« JE, QUI ÇA ? »

« JE, QUI ÇA ? »

Chez Beckett, celui qui parle est pris entre l'impossibilité de bien dire et celle de se taire. Il avance à tâtons, dans l'incertitude de soi.

Avec Beckett, les repères habituels de la fiction sont brouillés, ni espace ni temps, ni début ni fin, ni intrigue ni fil conducteur. Mais la révolution essentielle est celle des personnages, les espèces d'identités aléatoires qui en tiennent lieu (« Je, qui ça ? »). Le narrateur n'a plus rien d'omniscient, il est dans le bain jusqu'au cou, témoin parmi d'autres dans le chaos du monde qu'il perçoit tant bien que mal, tant mal que pis, et ce narrateur témoin assume la perception confuse inhérente à l'entendement défectueux de l'espèce. Pris entre l'impossibilité de dire (« Rien n'est dicible ») et l'impossibilité de se taire. Chez Beckett, le discours tient le personnage et non l'inverse.

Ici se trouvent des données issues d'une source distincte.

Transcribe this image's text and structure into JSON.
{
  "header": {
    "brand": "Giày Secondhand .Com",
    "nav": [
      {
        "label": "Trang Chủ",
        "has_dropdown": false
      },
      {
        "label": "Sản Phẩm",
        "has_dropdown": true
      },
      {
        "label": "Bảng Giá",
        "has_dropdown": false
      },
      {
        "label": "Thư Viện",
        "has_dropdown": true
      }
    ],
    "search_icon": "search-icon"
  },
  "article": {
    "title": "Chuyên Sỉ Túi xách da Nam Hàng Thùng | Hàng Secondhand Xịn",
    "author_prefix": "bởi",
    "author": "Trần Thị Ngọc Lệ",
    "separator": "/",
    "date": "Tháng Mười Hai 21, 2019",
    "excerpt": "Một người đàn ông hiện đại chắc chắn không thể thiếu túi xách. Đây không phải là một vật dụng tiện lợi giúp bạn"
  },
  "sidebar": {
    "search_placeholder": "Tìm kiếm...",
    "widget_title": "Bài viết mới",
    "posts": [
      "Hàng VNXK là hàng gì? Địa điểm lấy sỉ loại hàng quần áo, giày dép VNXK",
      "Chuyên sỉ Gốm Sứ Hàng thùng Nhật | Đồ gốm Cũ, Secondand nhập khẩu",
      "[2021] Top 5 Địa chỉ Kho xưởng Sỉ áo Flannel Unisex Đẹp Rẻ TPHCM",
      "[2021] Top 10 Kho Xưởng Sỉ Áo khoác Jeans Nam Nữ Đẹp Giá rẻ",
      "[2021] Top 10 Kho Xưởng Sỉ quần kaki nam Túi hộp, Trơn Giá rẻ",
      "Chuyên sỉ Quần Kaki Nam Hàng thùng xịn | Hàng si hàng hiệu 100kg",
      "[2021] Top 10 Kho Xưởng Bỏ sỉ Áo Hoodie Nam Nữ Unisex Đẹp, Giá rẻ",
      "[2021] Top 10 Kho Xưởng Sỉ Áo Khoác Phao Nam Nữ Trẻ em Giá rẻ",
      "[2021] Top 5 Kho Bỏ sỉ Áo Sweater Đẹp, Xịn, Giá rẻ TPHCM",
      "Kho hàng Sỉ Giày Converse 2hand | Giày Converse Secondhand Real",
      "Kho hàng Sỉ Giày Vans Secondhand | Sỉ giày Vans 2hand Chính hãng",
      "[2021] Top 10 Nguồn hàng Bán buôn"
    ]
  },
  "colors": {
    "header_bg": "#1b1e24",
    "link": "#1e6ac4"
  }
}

Et ce dernier s'efforce de restituer faits, gestes et considérations contiguës à travers le brouillard de son jugement sans tenter de lui donner des dehors traditionnels de clarté, de rationalisme (« Clair pour moi que l'obscurité que je m'étais toujours acharné à refouler est en réalité mon meilleu ...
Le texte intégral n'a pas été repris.